Skillet Cornbread

cast iron skillet cornbread

This is hands down the best tasting cornmeal. It is beautifully ground and looks more like fine sand. The flavor is pure corn. There is none of the bitterness you sometimes find in some cornmeal. Plus it is non-GMO. You could use rendered bacon fat for all or some of the butter if you are so inclined. To make this bread I like to use my square 9-inch cast-iron skillet I found on E-bay. It is hard to resist buying a unique piece when I “discover” it, now I’m on self-imposed restriction from buying any more cast iron pans online. My mother in law only found it once at a store in Maryland. I’ve searched for a retail outlet and finally located it at It is produced by the Ute nation from the base of the Sleeping Ute mountain.

1 cup Bow & Arrow yellow cornmeal
1 cup Gold Medal all-purpose flour
2 teaspoons baking powder
½ teaspoon baking soda
½ teaspoon kosher salt
1 large egg
1 1/3 cups buttermilk or milk with 1 tablespoon apple cider vinegar
6 tablespoon unsalted butter or bacon fat,
1. Position a rack in the center of the oven and heat the oven to 400°F. Place a 9-inch square or 12-inch cast-iron skillet in the oven to preheat. Alternatively, butter a 9-inch square baking pan; you do not need to heat the square pan in the oven.
2. Combine the cornmeal, flour, baking powder, baking soda, and salt in a medium bowl.

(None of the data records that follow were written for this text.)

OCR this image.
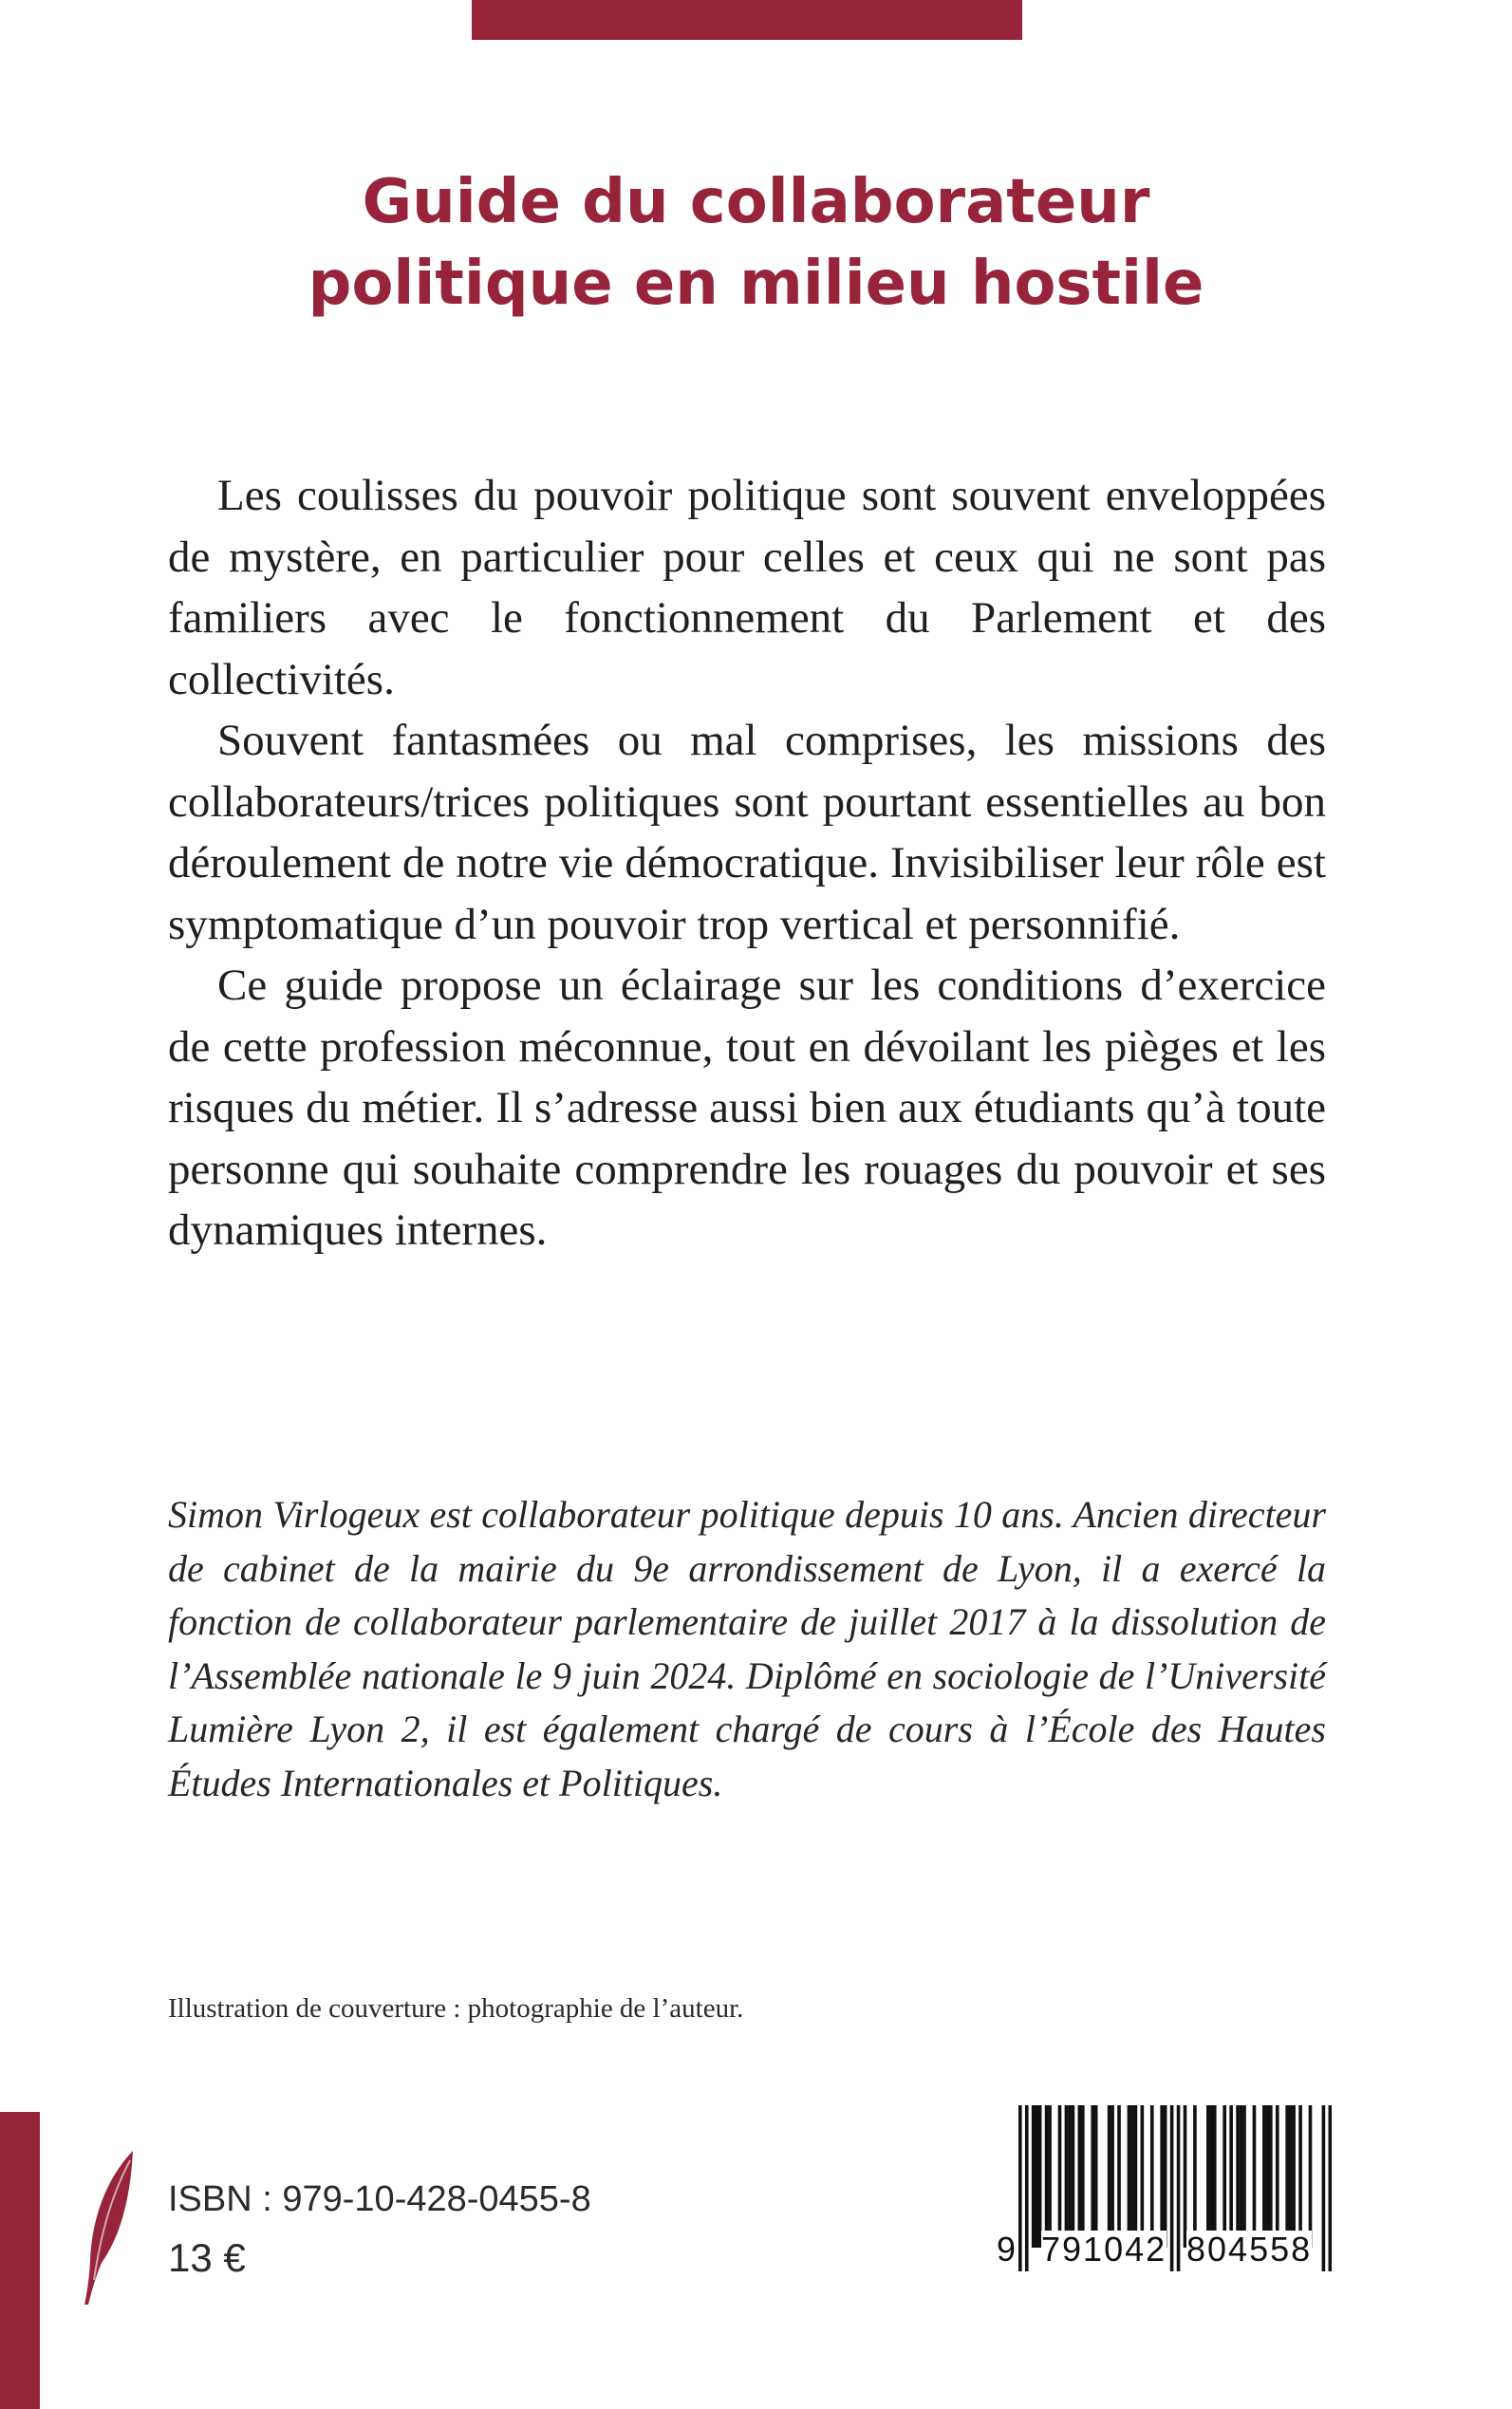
Guide du collaborateur
politique en milieu hostile

Les coulisses du pouvoir politique sont souvent enveloppées de mystère, en particulier pour celles et ceux qui ne sont pas familiers avec le fonctionnement du Parlement et des collectivités.

Souvent fantasmées ou mal comprises, les missions des collaborateurs/trices politiques sont pourtant essentielles au bon déroulement de notre vie démocratique. Invisibiliser leur rôle est symptomatique d’un pouvoir trop vertical et personnifié.

Ce guide propose un éclairage sur les conditions d’exercice de cette profession méconnue, tout en dévoilant les pièges et les risques du métier. Il s’adresse aussi bien aux étudiants qu’à toute personne qui souhaite comprendre les rouages du pouvoir et ses dynamiques internes.

Simon Virlogeux est collaborateur politique depuis 10 ans. Ancien directeur de cabinet de la mairie du 9e arrondissement de Lyon, il a exercé la fonction de collaborateur parlementaire de juillet 2017 à la dissolution de l’Assemblée nationale le 9 juin 2024. Diplômé en sociologie de l’Université Lumière Lyon 2, il est également chargé de cours à l’École des Hautes Études Internationales et Politiques.

Illustration de couverture : photographie de l’auteur.
ISBN : 979-10-428-0455-8
13 €	9 791042 804558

Mix thoroughly with a whisk.
3. Whisk the egg, vinegar, and milk in a small bowl until you no longer see any streaks of egg.
4. When the oven and cast-iron pan are hot melt the butter or bacon fat in the pan. When melted use a wooden spoon to mix the milk mixture into the dry mixture. Working quickly* now stir in all but a tablespoon of the melted butter or bacon fat. Combine well but do not over mix.
5. Pour the batter into the pan and smooth the top. Bake in the center of the oven for 20-25 minutes or until a toothpick inserted in the center comes out clean. As soon as it comes out of the oven, turn it out on to a wire cooling rack.

*As soon as the acid ingredients (buttermilk or vinegar) come in contact with the baking powder and soda they activate and begin to make carbon dioxide gas bubbles, these bubbles will make the product rise. The sooner your cornbread is in the oven the higher it will rise.